Спектакль казался никаким. Что называется, не в коня корм. Может, новый режиссер и был талантливым, что-то он напридумывал, но актеры!.. Ни одного, ну просто ни одного нефальшивого слова. И от этого придуманная форма торчала обнаженным каркасом, то ли оставшимся от пожара, то ли брошенным строителями по причине нехватки материалов.

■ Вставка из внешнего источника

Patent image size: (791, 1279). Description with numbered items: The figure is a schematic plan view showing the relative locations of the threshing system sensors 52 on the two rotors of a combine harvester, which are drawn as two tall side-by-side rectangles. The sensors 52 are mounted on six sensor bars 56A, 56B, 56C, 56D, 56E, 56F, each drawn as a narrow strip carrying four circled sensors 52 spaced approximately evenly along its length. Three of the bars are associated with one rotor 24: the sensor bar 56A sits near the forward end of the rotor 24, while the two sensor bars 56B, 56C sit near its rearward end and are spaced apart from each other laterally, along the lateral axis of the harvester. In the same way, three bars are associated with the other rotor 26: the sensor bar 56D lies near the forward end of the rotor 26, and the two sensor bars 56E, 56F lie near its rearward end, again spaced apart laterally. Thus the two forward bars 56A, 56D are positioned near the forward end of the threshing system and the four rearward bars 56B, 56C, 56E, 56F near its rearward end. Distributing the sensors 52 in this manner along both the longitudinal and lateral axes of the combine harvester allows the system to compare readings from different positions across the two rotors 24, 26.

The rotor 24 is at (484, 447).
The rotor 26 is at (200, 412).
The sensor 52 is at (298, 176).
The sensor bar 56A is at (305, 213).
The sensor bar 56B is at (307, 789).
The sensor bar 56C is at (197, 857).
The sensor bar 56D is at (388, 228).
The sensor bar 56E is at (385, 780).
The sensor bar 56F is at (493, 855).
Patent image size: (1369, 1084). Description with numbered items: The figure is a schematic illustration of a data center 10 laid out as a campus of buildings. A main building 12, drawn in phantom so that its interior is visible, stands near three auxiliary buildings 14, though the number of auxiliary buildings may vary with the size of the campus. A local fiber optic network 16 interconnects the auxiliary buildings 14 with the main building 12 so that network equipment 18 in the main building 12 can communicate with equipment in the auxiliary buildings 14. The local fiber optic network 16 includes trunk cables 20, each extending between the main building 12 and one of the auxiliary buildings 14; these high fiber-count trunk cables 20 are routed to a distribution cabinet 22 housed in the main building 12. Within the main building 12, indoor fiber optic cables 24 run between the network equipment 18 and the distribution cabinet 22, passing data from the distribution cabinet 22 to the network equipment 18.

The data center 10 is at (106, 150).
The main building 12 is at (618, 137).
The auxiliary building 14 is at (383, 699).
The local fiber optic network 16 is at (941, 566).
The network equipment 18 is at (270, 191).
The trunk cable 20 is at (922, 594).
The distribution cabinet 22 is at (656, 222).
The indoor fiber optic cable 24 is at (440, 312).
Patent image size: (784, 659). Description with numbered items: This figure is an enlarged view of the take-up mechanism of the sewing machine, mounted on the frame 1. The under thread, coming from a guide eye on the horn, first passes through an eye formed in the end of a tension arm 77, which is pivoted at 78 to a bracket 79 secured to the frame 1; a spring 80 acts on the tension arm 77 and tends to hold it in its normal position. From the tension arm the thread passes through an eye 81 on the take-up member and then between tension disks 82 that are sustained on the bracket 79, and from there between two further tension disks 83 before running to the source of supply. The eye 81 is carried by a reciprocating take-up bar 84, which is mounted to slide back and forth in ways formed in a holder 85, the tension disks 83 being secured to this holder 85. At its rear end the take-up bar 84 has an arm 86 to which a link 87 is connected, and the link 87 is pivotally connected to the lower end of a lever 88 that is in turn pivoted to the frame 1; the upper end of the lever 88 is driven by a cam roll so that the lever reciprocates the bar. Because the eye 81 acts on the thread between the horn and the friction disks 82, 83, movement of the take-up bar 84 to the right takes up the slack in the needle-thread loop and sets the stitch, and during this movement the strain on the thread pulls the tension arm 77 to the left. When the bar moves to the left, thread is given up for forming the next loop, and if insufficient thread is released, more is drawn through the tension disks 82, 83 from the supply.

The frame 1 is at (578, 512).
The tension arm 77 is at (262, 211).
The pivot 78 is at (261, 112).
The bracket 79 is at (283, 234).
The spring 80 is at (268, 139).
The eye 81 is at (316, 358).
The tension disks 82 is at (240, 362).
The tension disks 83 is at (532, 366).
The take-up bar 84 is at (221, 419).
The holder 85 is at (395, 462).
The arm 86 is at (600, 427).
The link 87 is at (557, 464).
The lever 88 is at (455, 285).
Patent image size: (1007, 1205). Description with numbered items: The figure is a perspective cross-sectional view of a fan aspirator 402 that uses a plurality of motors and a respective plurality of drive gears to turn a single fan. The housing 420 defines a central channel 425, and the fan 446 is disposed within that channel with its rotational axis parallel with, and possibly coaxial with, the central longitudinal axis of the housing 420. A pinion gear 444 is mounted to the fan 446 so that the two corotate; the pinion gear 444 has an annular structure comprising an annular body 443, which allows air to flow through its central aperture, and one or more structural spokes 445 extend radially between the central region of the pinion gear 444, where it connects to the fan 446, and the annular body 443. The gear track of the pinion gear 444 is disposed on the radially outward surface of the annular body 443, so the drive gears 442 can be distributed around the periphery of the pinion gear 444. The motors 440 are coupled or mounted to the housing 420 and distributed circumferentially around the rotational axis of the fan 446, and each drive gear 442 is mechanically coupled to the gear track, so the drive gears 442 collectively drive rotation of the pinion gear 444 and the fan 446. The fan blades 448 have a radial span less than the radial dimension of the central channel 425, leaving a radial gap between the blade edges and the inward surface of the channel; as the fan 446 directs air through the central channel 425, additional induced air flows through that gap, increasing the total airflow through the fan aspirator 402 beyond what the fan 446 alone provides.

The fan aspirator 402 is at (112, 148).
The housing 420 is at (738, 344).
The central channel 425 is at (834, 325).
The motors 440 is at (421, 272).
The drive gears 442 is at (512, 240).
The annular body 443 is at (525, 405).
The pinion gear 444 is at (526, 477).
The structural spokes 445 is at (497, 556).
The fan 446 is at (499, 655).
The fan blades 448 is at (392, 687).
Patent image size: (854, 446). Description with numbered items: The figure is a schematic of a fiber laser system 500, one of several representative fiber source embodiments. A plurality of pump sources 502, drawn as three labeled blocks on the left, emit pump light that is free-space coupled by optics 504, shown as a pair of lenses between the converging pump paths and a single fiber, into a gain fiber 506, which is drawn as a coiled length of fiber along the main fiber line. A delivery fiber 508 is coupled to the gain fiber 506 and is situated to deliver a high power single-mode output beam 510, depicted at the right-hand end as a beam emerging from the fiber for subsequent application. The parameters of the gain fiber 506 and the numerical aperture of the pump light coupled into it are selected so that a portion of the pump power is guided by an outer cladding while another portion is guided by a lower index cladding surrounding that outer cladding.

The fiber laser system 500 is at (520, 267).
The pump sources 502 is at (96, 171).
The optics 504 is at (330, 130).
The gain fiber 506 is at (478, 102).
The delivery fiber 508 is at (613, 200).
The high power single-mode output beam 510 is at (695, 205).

Танины ученики умирали со смеху. Их надо было просто убирать из зала за нетактичное поведение.
– А я предупреждал, – многозначительно сказал Сашка. – Я верил и знал: будет именно так.
Вообще он держался не как ученик, а как Танин приятель. Таня подумала: пожалуйста, проблема. Надо сразу ставить его на место. Хороший ведь мальчишечка, просто от роста дуреет… И посмотрела на его дружка Романа Лавочкина – еще выше. Господи, куда их тянет! Но с Романом ничего подобного не будет, он мальчик книжный. Вот и сейчас он:
– Татьяна Николаевна! А как проверить – не был ли Шекспир трепачом? Я к чему… Современное искусство о любви – такая брехня, что, если представить, что оно останется жить на пятьсот лет…
– Не останется, – сказал Сашка. – Не переживай.
– Теперь любовь только пополам с лесоповалом, выполнением норм, общественной работой…
– Сейчас ты смотрел любовь пополам с расизмом, – сказал Сашка. – Если тебя смущают только примеси в этом тонком деле, то их было навалом и у древнего человека. Чистой, отделенной от мира любви нет и не может быть.
– А я не люблю винегретов, – ответил Роман. – Вот почему меня волнует правда о Шекспире.
– Без примесей только секс, – с вызовом выложил Сашка и посмотрел на Таню: «Как вам моя смелость? Мой образ мыслей? Широта воззрения?»